Study shows flu shots largely useless for seniors. Why was science so wrong on this?

Re the article below why was it believed for so long that flu shots were an absolute necessity to prevent large numbers of senior deaths. Why was medicine so wrong on this for so long?

Why was the paradigm so screwed up?

[Flu shots don’t save seniors’ lives, study finds - Researchers say schoolchildren should be first in line for vaccine](http://www -msnbc.msn.com/id/6969077)

.

On the basis of one retrospective study you wonder “Why was science so wrong on this”?

Here is one reason, actually taken from the linked article “it doesn’t directly compare vaccinated vs. unvaccinated elderly”. In other words, we don’t know at all that is doesn’t save lives. However, and again taken directly from the article, “Previous studies that made that comparison found the vaccine decreased the rate of all winter deaths”. (emphasis added).

In other words, this study provides very little of direct interest to the question of the utility of flu shots.

Vaccination rates increase by 300% over 20 years and there is little discenable statistical impact on death rates from flu. Isn’t this data of “direct interest” to the efficacy of the fu vaccine in seniors?
Flu shots don’t save seniors’ lives, study finds
Researchers say schoolchildren should be first in line for vaccine

Is that no decrease in death rates at all?

Or no decrease in deaths from the flu?

Your link didn’t work for me, but the parts you quoted seem to say that the Centers for Disease Control say the NIH study is not enough to make them change policy.

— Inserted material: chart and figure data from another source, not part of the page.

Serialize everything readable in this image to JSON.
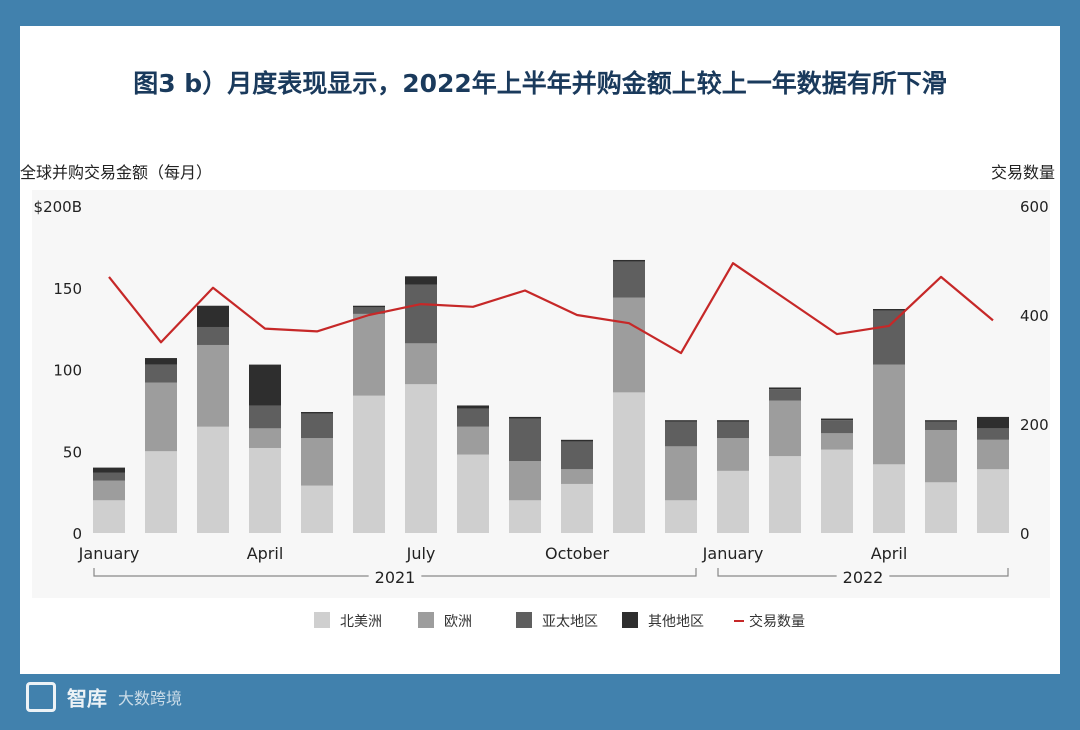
{
  "title": "图3 b）月度表现显示，2022年上半年并购金额上较上一年数据有所下滑",
  "left_axis_title": "全球并购交易金额（每月）",
  "right_axis_title": "交易数量",
  "watermark": {
    "brand": "智库",
    "sub": "大数跨境"
  },
  "colors": {
    "background": "#4181ad",
    "title": "#1a3a5c",
    "na": "#cfcfcf",
    "eu": "#9d9d9d",
    "apac": "#5f5f5f",
    "other": "#2e2e2e",
    "line": "#c62828"
  },
  "chart_data": {
    "type": "bar",
    "stacked": true,
    "categories": [
      "2021-01",
      "2021-02",
      "2021-03",
      "2021-04",
      "2021-05",
      "2021-06",
      "2021-07",
      "2021-08",
      "2021-09",
      "2021-10",
      "2021-11",
      "2021-12",
      "2022-01",
      "2022-02",
      "2022-03",
      "2022-04",
      "2022-05",
      "2022-06"
    ],
    "x_tick_labels": [
      {
        "index": 0,
        "label": "January"
      },
      {
        "index": 3,
        "label": "April"
      },
      {
        "index": 6,
        "label": "July"
      },
      {
        "index": 9,
        "label": "October"
      },
      {
        "index": 12,
        "label": "January"
      },
      {
        "index": 15,
        "label": "April"
      }
    ],
    "year_groups": [
      {
        "label": "2021",
        "start": 0,
        "end": 11
      },
      {
        "label": "2022",
        "start": 12,
        "end": 17
      }
    ],
    "series": [
      {
        "name": "北美洲",
        "values": [
          20,
          50,
          65,
          52,
          29,
          84,
          91,
          48,
          20,
          30,
          86,
          20,
          38,
          47,
          51,
          42,
          31,
          39
        ]
      },
      {
        "name": "欧洲",
        "values": [
          12,
          42,
          50,
          12,
          29,
          50,
          25,
          17,
          24,
          9,
          58,
          33,
          20,
          34,
          10,
          61,
          32,
          18
        ]
      },
      {
        "name": "亚太地区",
        "values": [
          5,
          11,
          11,
          14,
          15,
          4,
          36,
          11,
          26,
          17,
          22,
          15,
          10,
          7,
          8,
          33,
          5,
          7
        ]
      },
      {
        "name": "其他地区",
        "values": [
          3,
          4,
          13,
          25,
          1,
          1,
          5,
          2,
          1,
          1,
          1,
          1,
          1,
          1,
          1,
          1,
          1,
          7
        ]
      }
    ],
    "line_series": {
      "name": "交易数量",
      "values": [
        470,
        350,
        450,
        375,
        370,
        400,
        420,
        415,
        445,
        400,
        385,
        330,
        495,
        430,
        365,
        380,
        470,
        390
      ]
    },
    "left_axis": {
      "ylim": [
        0,
        200
      ],
      "ticks": [
        0,
        50,
        100,
        150
      ],
      "top_label": "$200B"
    },
    "right_axis": {
      "ylim": [
        0,
        600
      ],
      "ticks": [
        0,
        200,
        400,
        600
      ]
    },
    "legend": [
      "北美洲",
      "欧洲",
      "亚太地区",
      "其他地区",
      "交易数量"
    ],
    "legend_position": "bottom",
    "grid": false
  }
}
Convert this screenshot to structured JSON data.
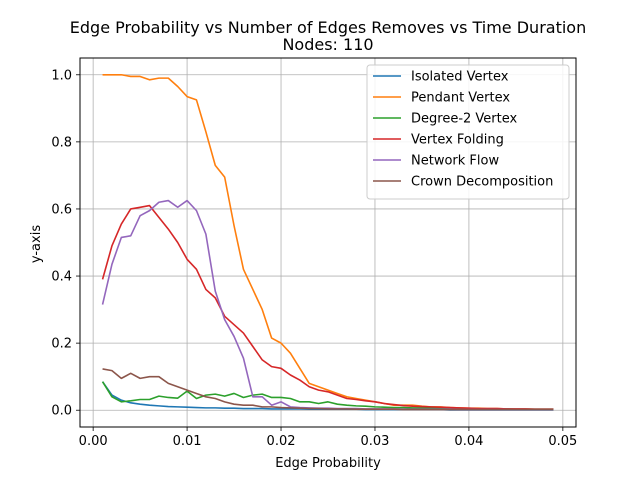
{
  "chart_data": {
    "type": "line",
    "title": "Edge Probability vs Number of Edges Removes vs Time Duration",
    "subtitle": "Nodes: 110",
    "xlabel": "Edge Probability",
    "ylabel": "y-axis",
    "xlim": [
      -0.0014,
      0.0514
    ],
    "ylim": [
      -0.05,
      1.05
    ],
    "xticks": [
      0.0,
      0.01,
      0.02,
      0.03,
      0.04,
      0.05
    ],
    "xtick_labels": [
      "0.00",
      "0.01",
      "0.02",
      "0.03",
      "0.04",
      "0.05"
    ],
    "yticks": [
      0.0,
      0.2,
      0.4,
      0.6,
      0.8,
      1.0
    ],
    "ytick_labels": [
      "0.0",
      "0.2",
      "0.4",
      "0.6",
      "0.8",
      "1.0"
    ],
    "grid": true,
    "legend_position": "top-right",
    "x": [
      0.001,
      0.002,
      0.003,
      0.004,
      0.005,
      0.006,
      0.007,
      0.008,
      0.009,
      0.01,
      0.011,
      0.012,
      0.013,
      0.014,
      0.015,
      0.016,
      0.017,
      0.018,
      0.019,
      0.02,
      0.021,
      0.022,
      0.023,
      0.024,
      0.025,
      0.026,
      0.027,
      0.028,
      0.029,
      0.03,
      0.031,
      0.032,
      0.033,
      0.034,
      0.035,
      0.036,
      0.037,
      0.038,
      0.039,
      0.04,
      0.041,
      0.042,
      0.043,
      0.044,
      0.045,
      0.046,
      0.047,
      0.048,
      0.049
    ],
    "series": [
      {
        "name": "Isolated Vertex",
        "color": "#1f77b4",
        "values": [
          0.085,
          0.045,
          0.03,
          0.022,
          0.018,
          0.015,
          0.013,
          0.011,
          0.01,
          0.009,
          0.008,
          0.007,
          0.007,
          0.006,
          0.006,
          0.005,
          0.005,
          0.005,
          0.004,
          0.004,
          0.004,
          0.004,
          0.003,
          0.003,
          0.003,
          0.003,
          0.003,
          0.003,
          0.002,
          0.002,
          0.002,
          0.002,
          0.002,
          0.002,
          0.002,
          0.002,
          0.002,
          0.001,
          0.001,
          0.001,
          0.001,
          0.001,
          0.001,
          0.001,
          0.001,
          0.001,
          0.001,
          0.001,
          0.001
        ]
      },
      {
        "name": "Pendant Vertex",
        "color": "#ff7f0e",
        "values": [
          1.0,
          1.0,
          1.0,
          0.995,
          0.995,
          0.985,
          0.99,
          0.99,
          0.965,
          0.935,
          0.925,
          0.83,
          0.73,
          0.695,
          0.55,
          0.42,
          0.36,
          0.3,
          0.215,
          0.2,
          0.17,
          0.125,
          0.08,
          0.07,
          0.06,
          0.05,
          0.04,
          0.035,
          0.03,
          0.025,
          0.02,
          0.015,
          0.015,
          0.015,
          0.012,
          0.01,
          0.01,
          0.008,
          0.007,
          0.006,
          0.006,
          0.005,
          0.005,
          0.004,
          0.004,
          0.004,
          0.003,
          0.003,
          0.003
        ]
      },
      {
        "name": "Degree-2 Vertex",
        "color": "#2ca02c",
        "values": [
          0.085,
          0.04,
          0.025,
          0.028,
          0.032,
          0.032,
          0.042,
          0.038,
          0.036,
          0.057,
          0.035,
          0.045,
          0.048,
          0.042,
          0.05,
          0.038,
          0.045,
          0.048,
          0.038,
          0.038,
          0.035,
          0.025,
          0.025,
          0.02,
          0.025,
          0.018,
          0.015,
          0.013,
          0.012,
          0.01,
          0.009,
          0.008,
          0.008,
          0.007,
          0.007,
          0.006,
          0.006,
          0.005,
          0.005,
          0.005,
          0.004,
          0.004,
          0.004,
          0.004,
          0.003,
          0.003,
          0.003,
          0.003,
          0.003
        ]
      },
      {
        "name": "Vertex Folding",
        "color": "#d62728",
        "values": [
          0.39,
          0.49,
          0.555,
          0.6,
          0.605,
          0.61,
          0.575,
          0.54,
          0.5,
          0.45,
          0.42,
          0.36,
          0.335,
          0.28,
          0.255,
          0.23,
          0.19,
          0.15,
          0.13,
          0.125,
          0.105,
          0.09,
          0.07,
          0.06,
          0.055,
          0.045,
          0.035,
          0.032,
          0.028,
          0.025,
          0.02,
          0.017,
          0.014,
          0.012,
          0.011,
          0.01,
          0.009,
          0.008,
          0.007,
          0.006,
          0.005,
          0.005,
          0.005,
          0.004,
          0.004,
          0.004,
          0.003,
          0.003,
          0.003
        ]
      },
      {
        "name": "Network Flow",
        "color": "#9467bd",
        "values": [
          0.315,
          0.435,
          0.515,
          0.52,
          0.58,
          0.595,
          0.62,
          0.625,
          0.605,
          0.625,
          0.595,
          0.525,
          0.355,
          0.27,
          0.22,
          0.155,
          0.04,
          0.04,
          0.015,
          0.025,
          0.01,
          0.008,
          0.007,
          0.006,
          0.006,
          0.005,
          0.005,
          0.005,
          0.004,
          0.004,
          0.004,
          0.004,
          0.003,
          0.003,
          0.003,
          0.003,
          0.003,
          0.003,
          0.002,
          0.002,
          0.002,
          0.002,
          0.002,
          0.002,
          0.002,
          0.002,
          0.002,
          0.002,
          0.002
        ]
      },
      {
        "name": "Crown Decomposition",
        "color": "#8c564b",
        "values": [
          0.123,
          0.118,
          0.095,
          0.11,
          0.095,
          0.1,
          0.1,
          0.08,
          0.07,
          0.06,
          0.05,
          0.04,
          0.035,
          0.025,
          0.018,
          0.015,
          0.015,
          0.01,
          0.01,
          0.008,
          0.007,
          0.006,
          0.005,
          0.005,
          0.004,
          0.004,
          0.004,
          0.003,
          0.003,
          0.003,
          0.003,
          0.003,
          0.002,
          0.002,
          0.002,
          0.002,
          0.002,
          0.002,
          0.002,
          0.002,
          0.002,
          0.002,
          0.002,
          0.002,
          0.002,
          0.002,
          0.002,
          0.002,
          0.002
        ]
      }
    ]
  }
}
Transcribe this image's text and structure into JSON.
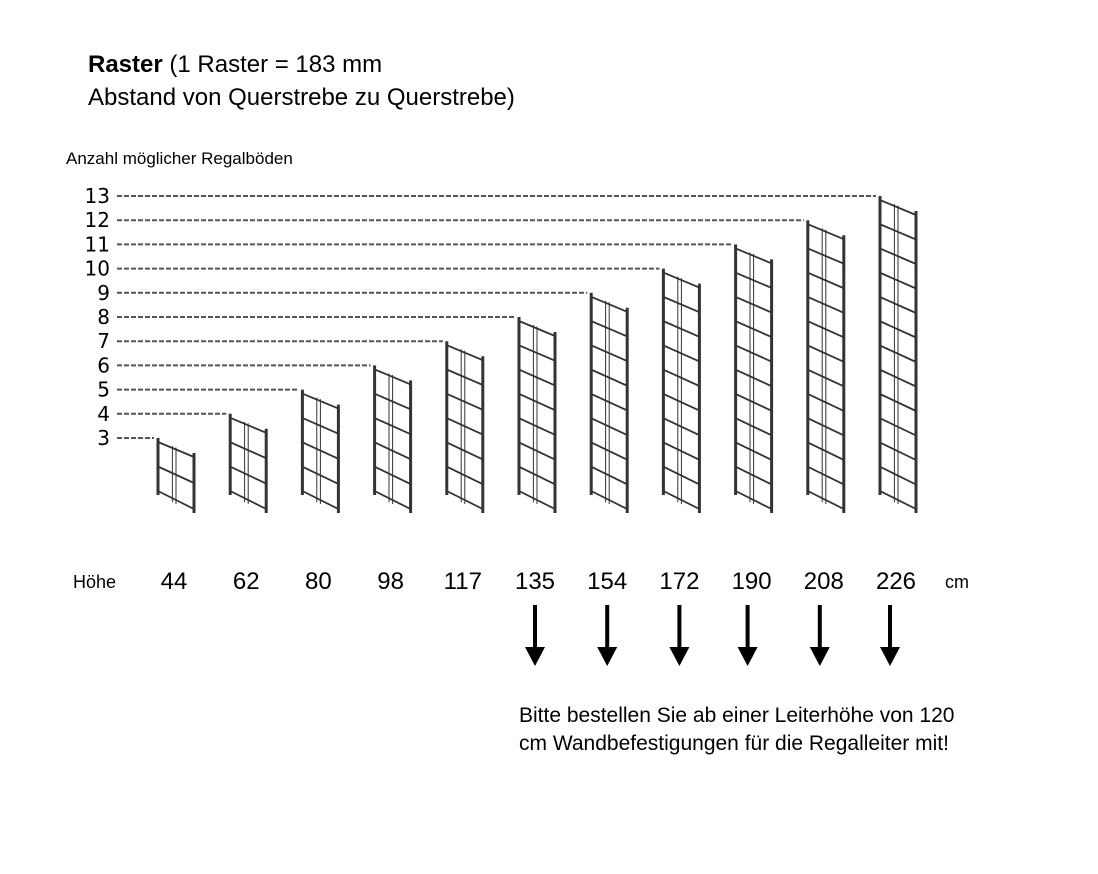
{
  "title": {
    "bold": "Raster",
    "rest_line1": " (1 Raster = 183 mm",
    "line2": "Abstand von Querstrebe zu Querstrebe)"
  },
  "y_label": "Anzahl möglicher Regalböden",
  "height_label": "Höhe",
  "height_unit": "cm",
  "note": "Bitte bestellen Sie ab einer Leiterhöhe von 120 cm Wandbefestigungen für die Regalleiter mit!",
  "ladders": [
    {
      "shelves": 3,
      "height_cm": 44,
      "arrow": false
    },
    {
      "shelves": 4,
      "height_cm": 62,
      "arrow": false
    },
    {
      "shelves": 5,
      "height_cm": 80,
      "arrow": false
    },
    {
      "shelves": 6,
      "height_cm": 98,
      "arrow": false
    },
    {
      "shelves": 7,
      "height_cm": 117,
      "arrow": false
    },
    {
      "shelves": 8,
      "height_cm": 135,
      "arrow": true
    },
    {
      "shelves": 9,
      "height_cm": 154,
      "arrow": true
    },
    {
      "shelves": 10,
      "height_cm": 172,
      "arrow": true
    },
    {
      "shelves": 11,
      "height_cm": 190,
      "arrow": true
    },
    {
      "shelves": 12,
      "height_cm": 208,
      "arrow": true
    },
    {
      "shelves": 13,
      "height_cm": 226,
      "arrow": true
    }
  ],
  "colors": {
    "ladder": "#333333",
    "dash": "#555555",
    "text": "#000000"
  }
}
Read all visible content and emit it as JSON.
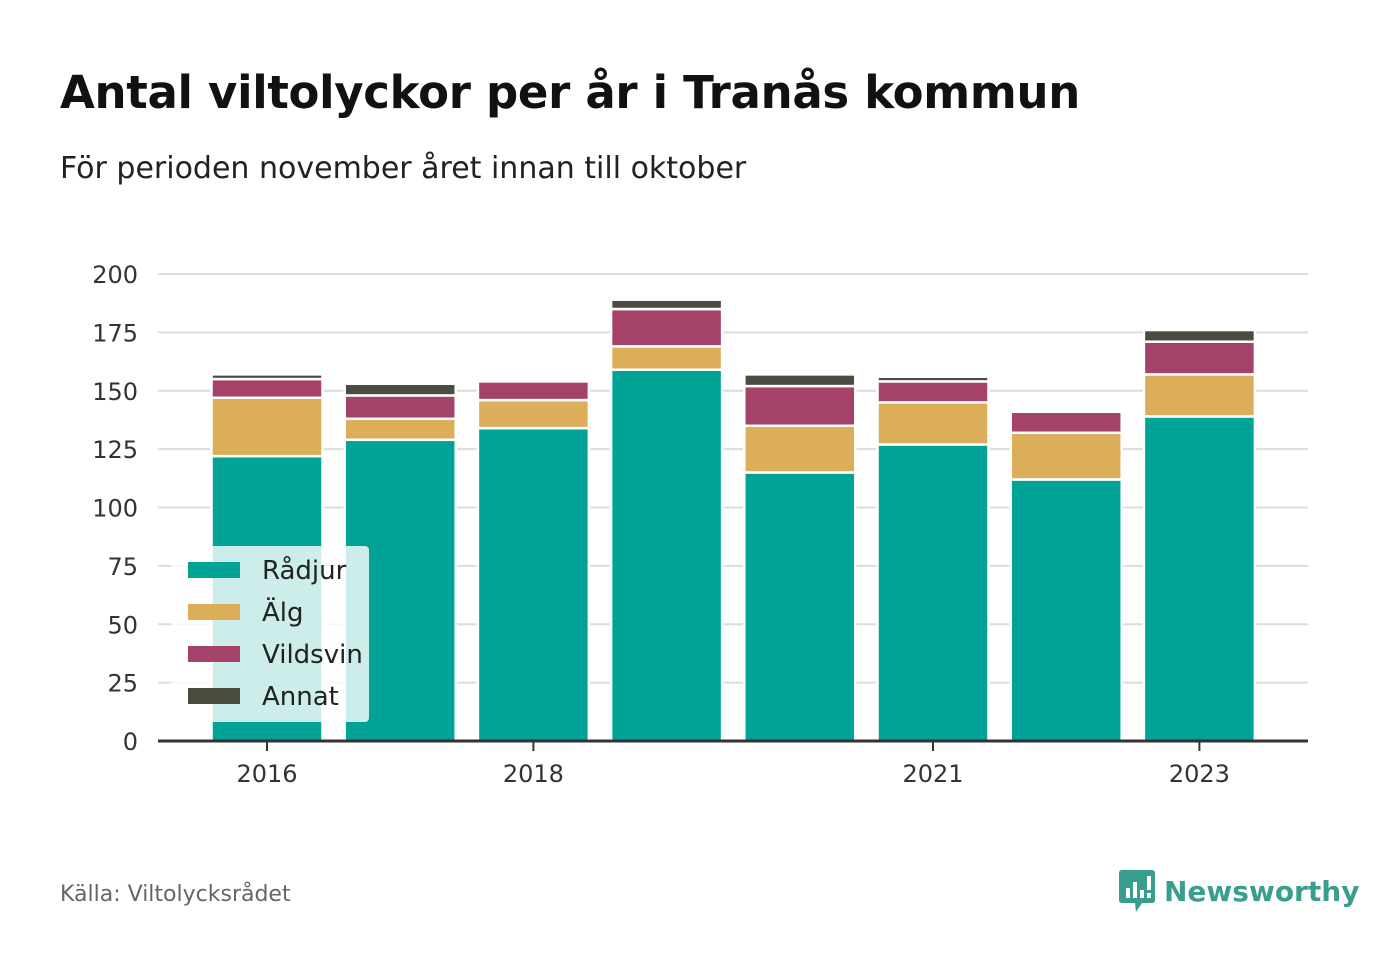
{
  "title": "Antal viltolyckor per år i Tranås kommun",
  "subtitle": "För perioden november året innan till oktober",
  "source": "Källa: Viltolycksrådet",
  "brand": "Newsworthy",
  "colors": {
    "radjur": "#00a396",
    "alg": "#dcae59",
    "vildsvin": "#a4426a",
    "annat": "#4b4c3f",
    "grid": "#dcdcdc",
    "axis": "#333333",
    "brand": "#3a9e8f"
  },
  "chart_data": {
    "type": "bar",
    "stacked": true,
    "categories": [
      "2016",
      "2017",
      "2018",
      "2019",
      "2020",
      "2021",
      "2022",
      "2023"
    ],
    "x_tick_labels": [
      "2016",
      "",
      "2018",
      "",
      "",
      "2021",
      "",
      "2023"
    ],
    "series": [
      {
        "name": "Rådjur",
        "color": "#00a396",
        "values": [
          122,
          129,
          134,
          159,
          115,
          127,
          112,
          139
        ]
      },
      {
        "name": "Älg",
        "color": "#dcae59",
        "values": [
          25,
          9,
          12,
          10,
          20,
          18,
          20,
          18
        ]
      },
      {
        "name": "Vildsvin",
        "color": "#a4426a",
        "values": [
          8,
          10,
          8,
          16,
          17,
          9,
          9,
          14
        ]
      },
      {
        "name": "Annat",
        "color": "#4b4c3f",
        "values": [
          2,
          5,
          0,
          4,
          5,
          2,
          1,
          5
        ]
      }
    ],
    "ylim": [
      0,
      200
    ],
    "yticks": [
      0,
      25,
      50,
      75,
      100,
      125,
      150,
      175,
      200
    ],
    "grid": true,
    "legend": "bottom-left"
  }
}
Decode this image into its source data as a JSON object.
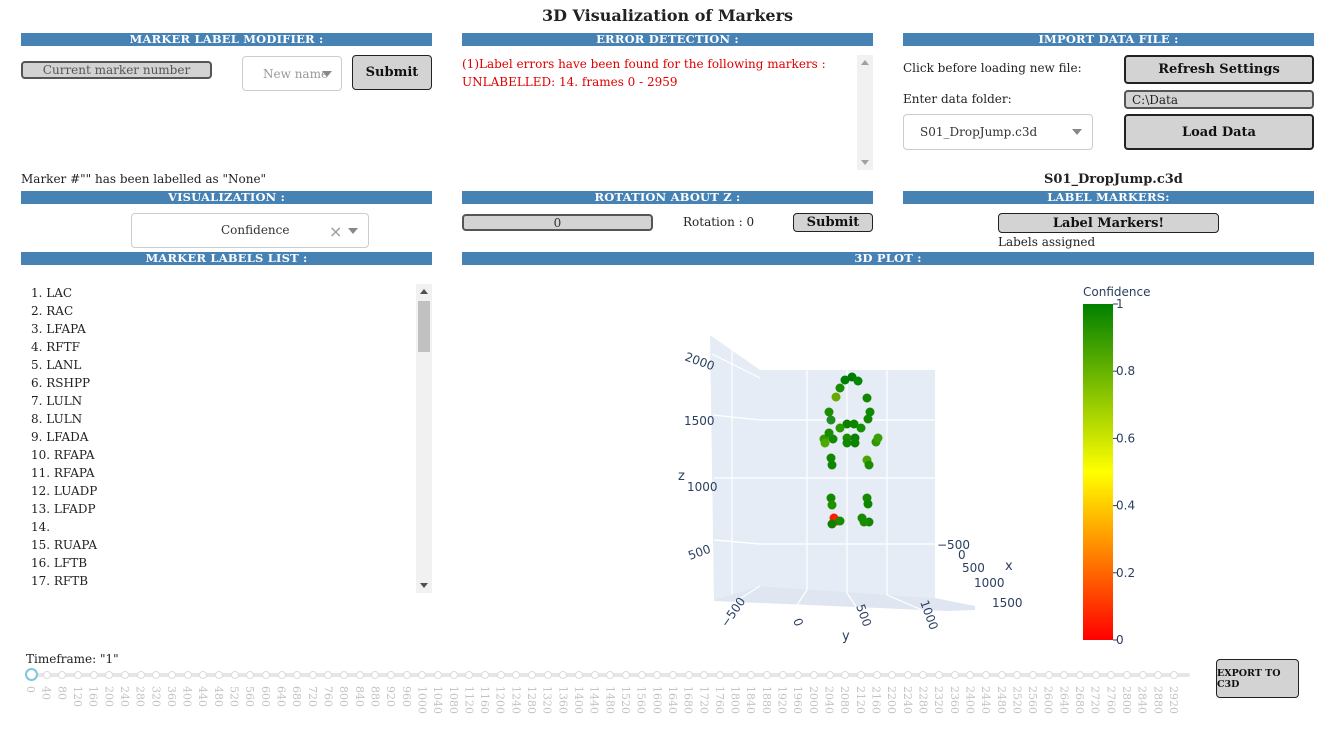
{
  "title": "3D Visualization of Markers",
  "sections": {
    "marker_label_modifier": "MARKER LABEL MODIFIER :",
    "error_detection": "ERROR DETECTION :",
    "import_data_file": "IMPORT DATA FILE :",
    "visualization": "VISUALIZATION :",
    "rotation_about_z": "ROTATION ABOUT Z :",
    "label_markers": "LABEL MARKERS:",
    "marker_labels_list": "MARKER LABELS LIST :",
    "plot_3d": "3D PLOT :"
  },
  "modifier": {
    "marker_number_placeholder": "Current marker number",
    "new_name_placeholder": "New name",
    "submit_label": "Submit",
    "status": "Marker #\"\" has been labelled as \"None\""
  },
  "errors": {
    "line1": "(1)Label errors have been found for the following markers :",
    "line2": "UNLABELLED: 14. frames 0 - 2959"
  },
  "import": {
    "click_before_text": "Click before loading new file:",
    "refresh_label": "Refresh Settings",
    "enter_folder_text": "Enter data folder:",
    "folder_value": "C:\\Data",
    "file_selected": "S01_DropJump.c3d",
    "load_label": "Load Data",
    "current_file": "S01_DropJump.c3d"
  },
  "visualization": {
    "selected": "Confidence",
    "clear_glyph": "×"
  },
  "rotation": {
    "input_value": "0",
    "rotation_text": "Rotation : 0",
    "submit_label": "Submit"
  },
  "label_markers": {
    "button_label": "Label Markers!",
    "status": "Labels assigned"
  },
  "marker_list": [
    "1. LAC",
    "2. RAC",
    "3. LFAPA",
    "4. RFTF",
    "5. LANL",
    "6. RSHPP",
    "7. LULN",
    "8. LULN",
    "9. LFADA",
    "10. RFAPA",
    "11. RFAPA",
    "12. LUADP",
    "13. LFADP",
    "14.",
    "15. RUAPA",
    "16. LFTB",
    "17. RFTB"
  ],
  "plot": {
    "colorbar_title": "Confidence",
    "colorbar_ticks": [
      "1",
      "0.8",
      "0.6",
      "0.4",
      "0.2",
      "0"
    ],
    "z_axis_label": "z",
    "z_ticks": [
      "2000",
      "1500",
      "1000",
      "500"
    ],
    "x_axis_label": "x",
    "x_ticks": [
      "−500",
      "0",
      "500",
      "1000",
      "1500"
    ],
    "y_axis_label": "y",
    "y_ticks": [
      "−500",
      "0",
      "500",
      "1000"
    ],
    "colors": {
      "high": "#008000",
      "mid": "#ffff00",
      "low": "#ff0000",
      "scene_bg": "#e5ecf6"
    }
  },
  "timeframe": {
    "label": "Timeframe: \"1\"",
    "ticks": [
      "0",
      "40",
      "80",
      "120",
      "160",
      "200",
      "240",
      "280",
      "320",
      "360",
      "400",
      "440",
      "480",
      "520",
      "560",
      "600",
      "640",
      "680",
      "720",
      "760",
      "800",
      "840",
      "880",
      "920",
      "960",
      "1000",
      "1040",
      "1080",
      "1120",
      "1160",
      "1200",
      "1240",
      "1280",
      "1320",
      "1360",
      "1400",
      "1440",
      "1480",
      "1520",
      "1560",
      "1600",
      "1640",
      "1680",
      "1720",
      "1760",
      "1800",
      "1840",
      "1880",
      "1920",
      "1960",
      "2000",
      "2040",
      "2080",
      "2120",
      "2160",
      "2200",
      "2240",
      "2280",
      "2320",
      "2360",
      "2400",
      "2440",
      "2480",
      "2520",
      "2560",
      "2600",
      "2640",
      "2680",
      "2720",
      "2760",
      "2800",
      "2840",
      "2880",
      "2920"
    ]
  },
  "export_label": "EXPORT TO C3D"
}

It’s tempting, I know, to throw out all previous research when you see a new study. Science rarely works that way, though. Is it duplicatable? Does it really invalidate previous research? The CDC doesn’t think so, yet.

Use this link

Flu shots don’t save seniors’ lives, study finds
Researchers say schoolchildren should be first in line for vaccine

[/QUOTE]

Which seems to mean that, though the total number of death stayed roughly the same, if elderly people weren’t vaccinated, there still would be many more of them dying from the flu. IOW, the decrease in the number of deaths due to vaccinations was compensated by an increase due to people living longer and strains being more virulent.

This reminds me of the reversal of opinion on the advisability of postmenopausal women taking hormone replacement therapy.

That was more complicated though, if I remember a certain Time issue correctly.

Anyway, it just so happens that yesterday I read an article which showed that not only were flu vaccins effective in protecting 65-plussers, but they are also very effective in protecting the younger. Flu generally kills most when it combines with another complicating factor. What I think they don’t take into account in either article is if giving children flu shots affects the development of the immune system. But it seems that at least all people who are at risk, through any kind of disease to which flu can be a complicating factor, benefit from flu vaccins.

The main question to the article in the OP for me is whether the deaths from complications with flu are attributed to the flu, in the research, or to the main problem? I’m thinking the latter.

I was that the overwhelming majority, if not all, flu-related deaths were caused by complications. Was I mistaken?

The report says that mortality rates weren’t affected by vacine usage, not that vacines were not effective.

You’ve got a point there - in so far as it negates the relevance of my response anyway. But, if the research hasn’t actually looked at specific flue related numbers, as a secondary factor or as a primary factor, then what’s the point, I would ask.

clairobscur, sorry that was confusingly formulated. As I’ve understood it, flu in itself is a disease that can have potentially lethal complications, but it can also coincide with another problem (infections, organ failure, or who knows what) that will then accellerate, become more dangerous for instance because of coinciding with flu induced fever, because the body weakens in general, because the flu causes or accellerates dehydration, and so on - so that the flu in itself wouldn’t kill a healthy person, but an unhealthy one can die from complications. As I understood it, below 65 most people that die from flu die from something else that the coincidence of flu has made lethal (the article yesterday mentioned something like 5000 people each year, under 65, in the Netherlands, iirc). But I thought that above 65, the percentage of people that can die from flu by itself, because they are generally weaker and less fit but not generally suffering from a specific problem, goes up. I realise though that this latter could be a misconception on my part.